“Lo que no nos cuesta, hagámoslo fiesta”, así reza un dicho pueblerino para advertir que la envoltura fácil envuelve una mentalidad derrochadora. Es fácil constatarlo con el récord en mano; los padres que autorizan a sus hijos a estar al frente de sus negocios, pronto despiertan a la realidad; la quiebra asoma su rostro feo. Ante lo heredado, los nuevos administradores se echan aire, gastan a sus anchas y desperdician en cada oportunidad que se les presenta.

Así acontece en el País, con sus haberes, con la herencia de todos. Para los que tienen instinto de afluencias sin reparos, la alcancía común es víctima del marronazo según el deleite de algunos. No hay prudencia ni un estilo sobrio para mantener en óptimas condiciones los haberes del País. Gastan a manos llenas es un pasatiempo, una ilusión que viene de lejos y se convierte en “nosotros podemos”.

Justificar el gasto, glorificar los altos puestos y quedarse mirando para lejos es una mala enseñanza para el pueblo en general que es víctima de una mentalidad con sabor a tesoro. Los que compraban en la tiendita vecinal, vivían del fiao y de la buena voluntad del dueño, se han acogido a la peregrinación de los templos de la prosperidad y ni si quieran miran para el lado.

Esa  falsedad afea las relaciones humanas y saca de proporción lo que es el buen vecino y lo que es la sinceridad. El consumismo ilustrado tiene sus padrinos: el dinero, la exquisitez, la abundancia. Quedarse en la tiendita del campo representa un retroceso, un bolsillo débil, un pasado deplorable.

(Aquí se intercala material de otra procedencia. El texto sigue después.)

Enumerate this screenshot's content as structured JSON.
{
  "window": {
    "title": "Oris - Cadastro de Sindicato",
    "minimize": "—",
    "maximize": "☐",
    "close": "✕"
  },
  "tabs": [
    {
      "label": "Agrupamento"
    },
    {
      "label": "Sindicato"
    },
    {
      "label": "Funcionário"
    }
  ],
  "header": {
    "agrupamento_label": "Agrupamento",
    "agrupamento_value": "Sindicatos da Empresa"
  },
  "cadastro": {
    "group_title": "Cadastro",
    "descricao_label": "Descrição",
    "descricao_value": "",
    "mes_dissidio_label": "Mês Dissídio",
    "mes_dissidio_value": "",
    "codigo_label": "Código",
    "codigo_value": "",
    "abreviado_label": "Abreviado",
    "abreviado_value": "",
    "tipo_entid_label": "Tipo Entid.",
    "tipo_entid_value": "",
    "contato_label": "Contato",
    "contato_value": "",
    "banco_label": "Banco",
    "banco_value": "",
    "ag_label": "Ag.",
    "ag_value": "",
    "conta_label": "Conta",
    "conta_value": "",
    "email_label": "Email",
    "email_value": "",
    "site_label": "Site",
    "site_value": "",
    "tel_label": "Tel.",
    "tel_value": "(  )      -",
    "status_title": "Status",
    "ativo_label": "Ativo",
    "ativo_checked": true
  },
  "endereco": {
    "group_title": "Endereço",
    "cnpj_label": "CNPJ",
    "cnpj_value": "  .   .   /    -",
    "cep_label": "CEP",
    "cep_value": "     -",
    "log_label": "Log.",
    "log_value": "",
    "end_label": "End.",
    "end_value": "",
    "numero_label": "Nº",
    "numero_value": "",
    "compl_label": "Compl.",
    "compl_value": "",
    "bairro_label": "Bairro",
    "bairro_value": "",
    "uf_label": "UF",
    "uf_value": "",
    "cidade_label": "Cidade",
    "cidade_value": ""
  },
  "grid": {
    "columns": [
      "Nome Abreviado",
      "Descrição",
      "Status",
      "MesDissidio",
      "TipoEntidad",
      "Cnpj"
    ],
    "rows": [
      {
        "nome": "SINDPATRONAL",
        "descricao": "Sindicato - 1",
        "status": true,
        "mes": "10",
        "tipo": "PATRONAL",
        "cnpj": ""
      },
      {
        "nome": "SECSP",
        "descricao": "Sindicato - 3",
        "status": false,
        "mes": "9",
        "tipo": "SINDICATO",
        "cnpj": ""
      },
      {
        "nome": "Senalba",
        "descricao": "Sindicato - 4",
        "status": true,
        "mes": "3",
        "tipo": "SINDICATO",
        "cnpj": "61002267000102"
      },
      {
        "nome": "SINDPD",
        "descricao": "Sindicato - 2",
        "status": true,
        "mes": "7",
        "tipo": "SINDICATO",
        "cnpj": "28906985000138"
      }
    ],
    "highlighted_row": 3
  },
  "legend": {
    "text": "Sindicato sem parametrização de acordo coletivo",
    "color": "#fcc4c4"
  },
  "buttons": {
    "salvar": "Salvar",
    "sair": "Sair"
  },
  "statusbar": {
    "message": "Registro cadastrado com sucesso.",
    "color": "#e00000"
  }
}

Es dentro de una mentalidad derrochadora que se habla de la Escoltas y los que las justifican alardean de un tesoro para ser gastado en un presentimiento, en una ofensa casi legendaria. Mientras haya dinero alguien saldrá ganando, alguien tendrá miedo. Pero no hay una idea clara de cómo suplir luz y agua a los desventajados, de cómo ayudar al pobre y al desvalido.

La forma de ventilar la causa de los de arriba implica tener los ojos cerrados anta la situación de desesperanza de muchos puertorriqueños. Ya es hora de sanar heridas, abrir el corazón, ofrecer la medicina del bienestar social. Gastar con prudencia y hacer un fondo para favorecer a los pobres es abrir cauce a la justicia social, a los que sufren y padecen.

Se educa a través de la cátedra de la hermandad. Se atiza la llama de la discordia cuando la mesa está servida para los poderosos y los de abajo se conforman con las migajas. Es hora de equilibrar voluntades y poner coto al instinto tesoro que está adherido a una visión de mundo, a un allá ellos, inquisidor y trágico.

La prudencia va unida a toda acción gubernamental. Siempre será una lacra servirse con la cuchara grande y olvidarse del pobre y el necesitado. Puerto Rico necesita de los equilibrios mentales para no caer en las luchas destructoras. Pensar con sentido social y acoger con bondad la causa del débil será una victoria para todos.